After the quite amazing results of our toy example with Deep Boltzmann Machines, we decided to go a step further. But before we want to discuss some specialties of our model. In general, the various Boltzmann Machines are generative models which means we can sample from the model to get a better understanding of what the model beliefs in. A typical example is the training with hand written digits and the sample from the model is than a digit that was created by the model. However, in our case this feature is not important since we are not interested to sample new movies from the model but only to explain the data we trained the model with. For this purpose energy-based models, like DBMs, are definitely useful but this also means -in our case- that we only use a very small portion of the real potential of such a machine.
This becomes more obvious if we consider the approach we use to semantically cluster movies. First, we train a DBM model for each movie genre, more precisely, we only consider the most frequent genres. Then we condense each model to a set of some neurons, for instance, the ones with the largest L2 norm and normalize them. All these neurons are then combined into a ‘Topic Network’.
The parameters of a DBM with two layers consists of (W, V, a, b, c) where the uppercase letters describe weight matrices and the lowercase letters bias values. From these parameters, we only use C = W’ * V’ and we discard the others. That means the biases are only used for the training and not required for our feature representation. Our transformation function is simply the dot product of the weight vector of a neuron and a movie sample. Due to the constraints, the result is always in the range [0, 1]. This side-effect is very useful if we plan to use the feature representation as input for a new (DBM) model.

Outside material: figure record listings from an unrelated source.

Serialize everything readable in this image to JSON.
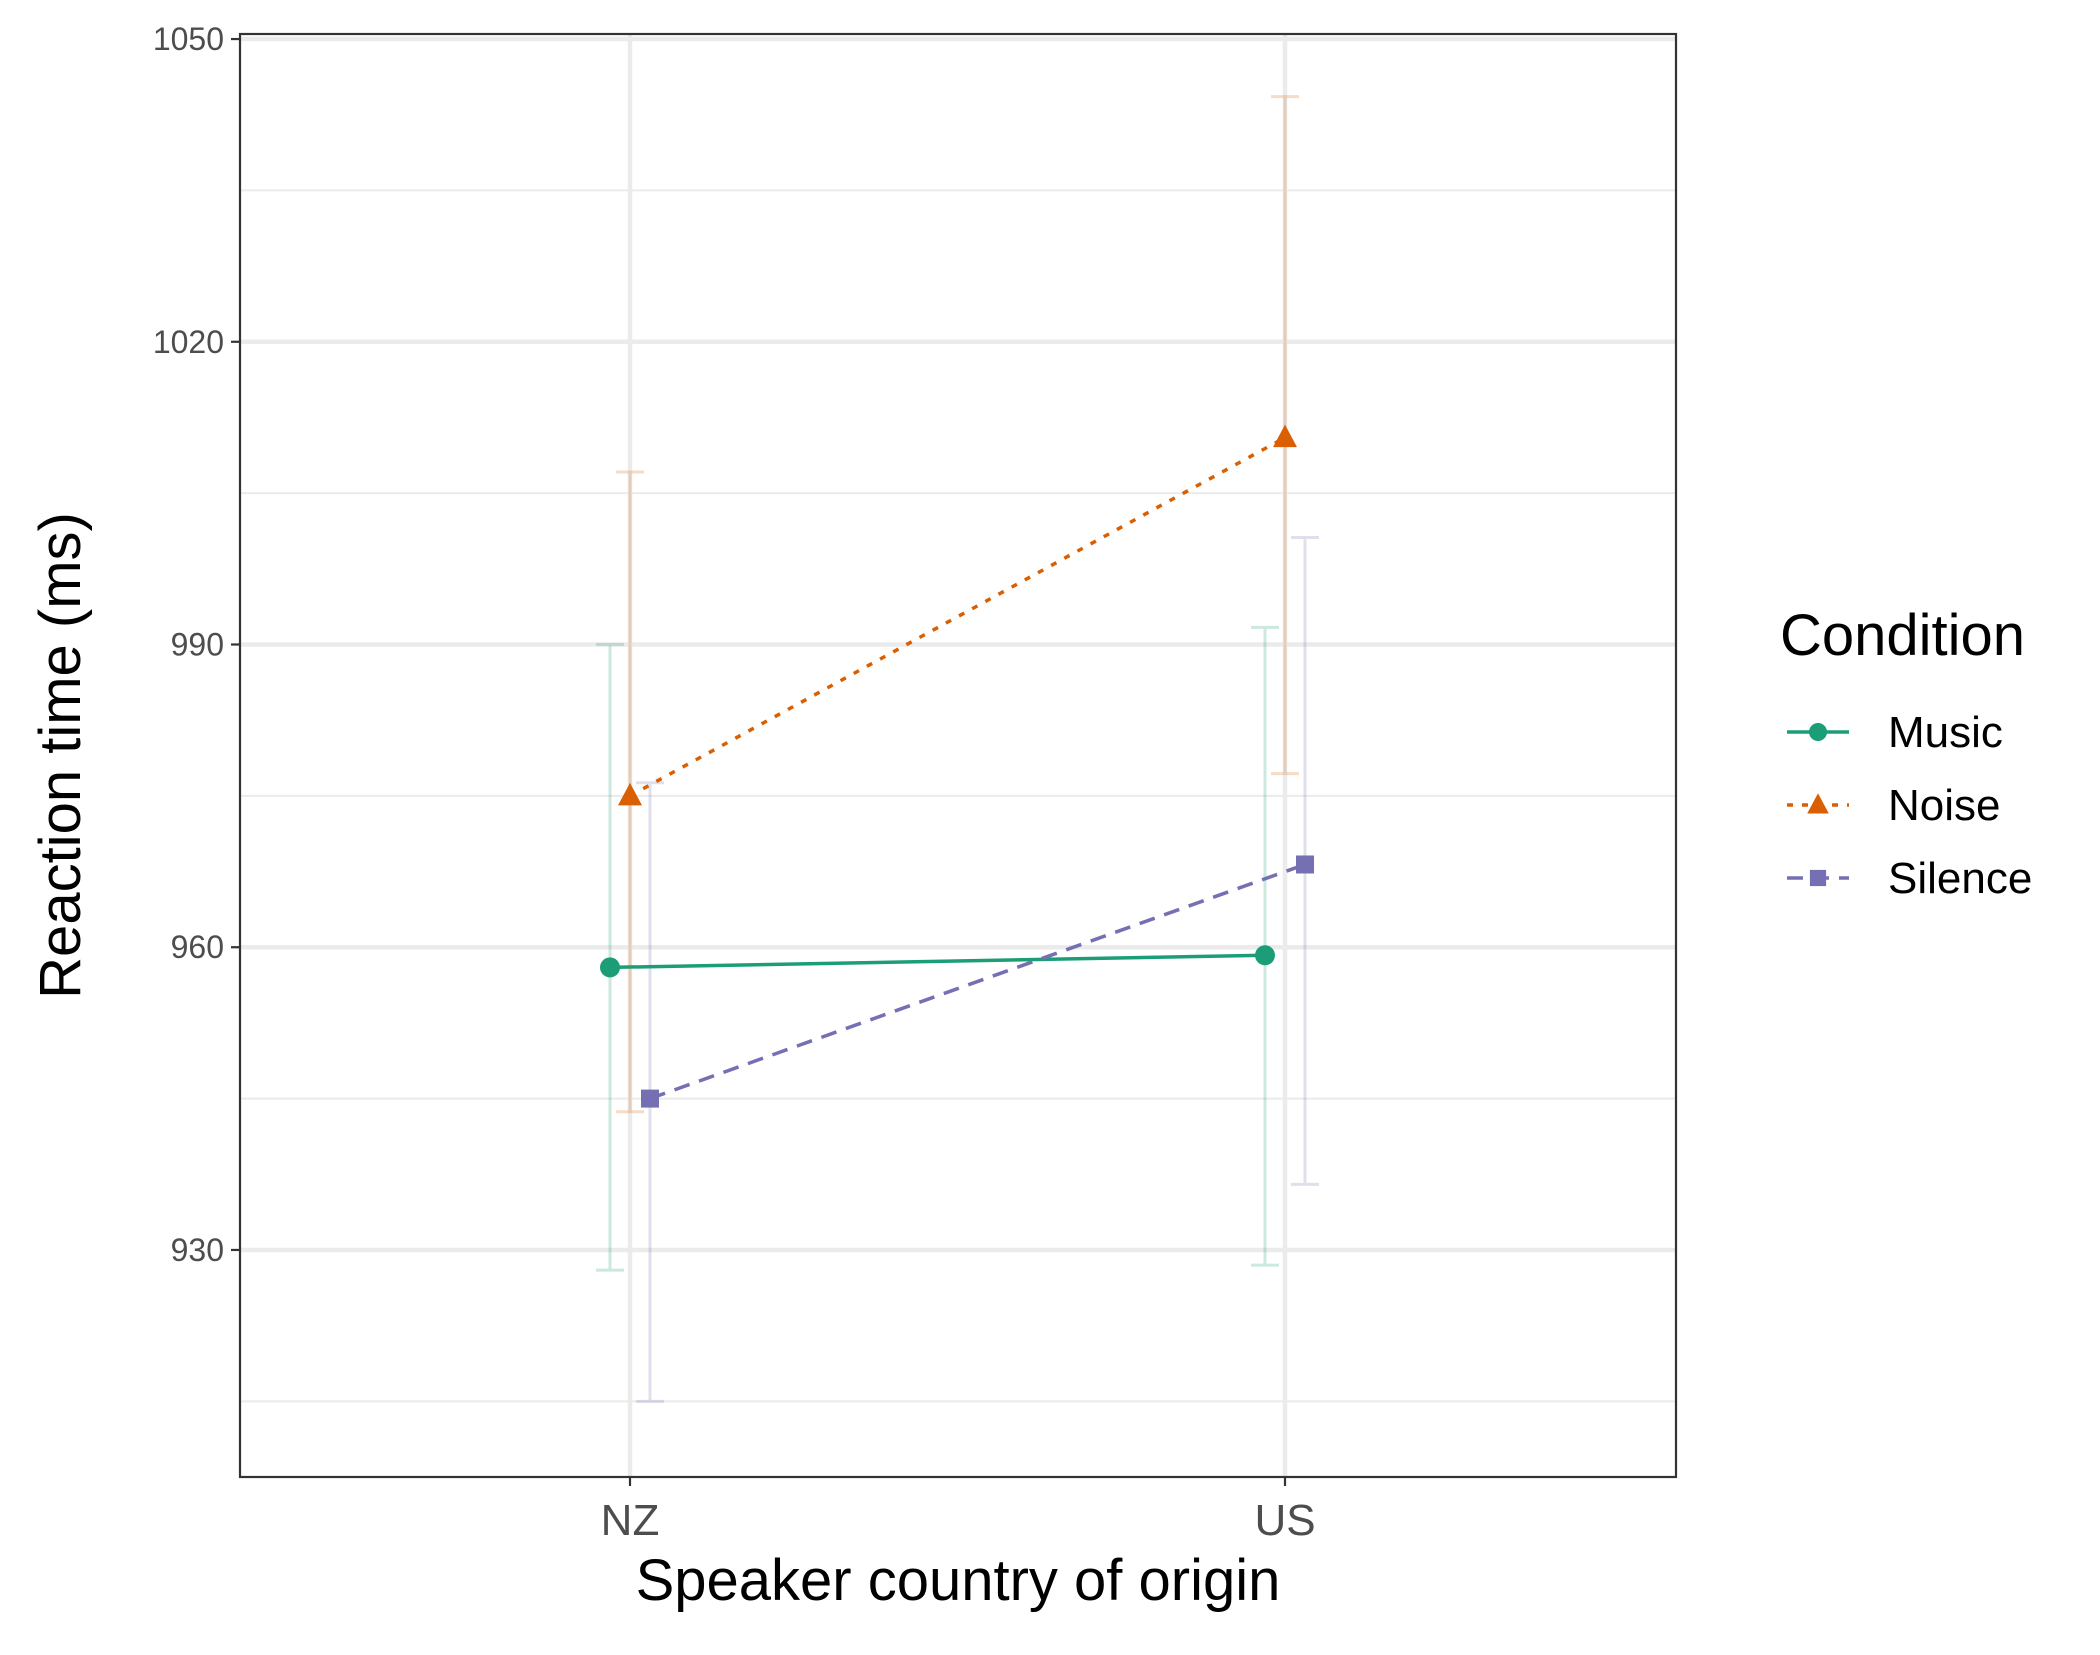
{
  "chart_data": {
    "type": "line",
    "xlabel": "Speaker country of origin",
    "ylabel": "Reaction time (ms)",
    "categories": [
      "NZ",
      "US"
    ],
    "ylim": [
      907.5,
      1050.5
    ],
    "y_ticks": [
      930,
      960,
      990,
      1020,
      1050
    ],
    "y_tick_labels": [
      "930",
      "960",
      "990",
      "1020",
      "1050"
    ],
    "grid": true,
    "legend": {
      "title": "Condition",
      "position": "right"
    },
    "series": [
      {
        "name": "Music",
        "color": "#1b9e77",
        "marker": "circle",
        "linestyle": "solid",
        "values": [
          958.0,
          959.2
        ],
        "error_low": [
          928.0,
          928.5
        ],
        "error_high": [
          990.0,
          991.7
        ]
      },
      {
        "name": "Noise",
        "color": "#d95f02",
        "marker": "triangle",
        "linestyle": "dotted",
        "values": [
          975.0,
          1010.5
        ],
        "error_low": [
          943.7,
          977.2
        ],
        "error_high": [
          1007.1,
          1044.3
        ]
      },
      {
        "name": "Silence",
        "color": "#7570b3",
        "marker": "square",
        "linestyle": "dashed",
        "values": [
          945.0,
          968.2
        ],
        "error_low": [
          915.0,
          936.5
        ],
        "error_high": [
          976.3,
          1000.6
        ]
      }
    ]
  }
}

Then, the final model is nothing more than a Top-K query known from information retrieval. The input is an arbitrary movie and the output are the closest neighbors in the semantic feature space. And the results speak for itself as we will demonstrate with some movies:
Pirates of the Carribean: Hook, Pirates of the Caribbean -Part 2- and -Part 3-
Shark Attack: Red Water, Sharktopus, Jaws, Jaws 2, Shark Attack 3
Batman: Batman Returns, Batman & Robin, Spawn, Spider-Man 2
It is no secret that the model is not perfect yet, but the results for movies with sufficient meta data are already very good and we did not use any fine-tuning of the final model. In other words, even if we might use the DBM in an unintentional way, the test of our (rather simple) approach confirms that the training of an DBM with our data leads to a valid model; a model that can be used as a module in a larger system, for instance a topic network like ours.
We plan to further investigate the use of DBMs for semantic clustering, but we are also eager to use topic networks for preference-based learning or stated differently, to train a supervised classifier that can be used for personalized movie rankings.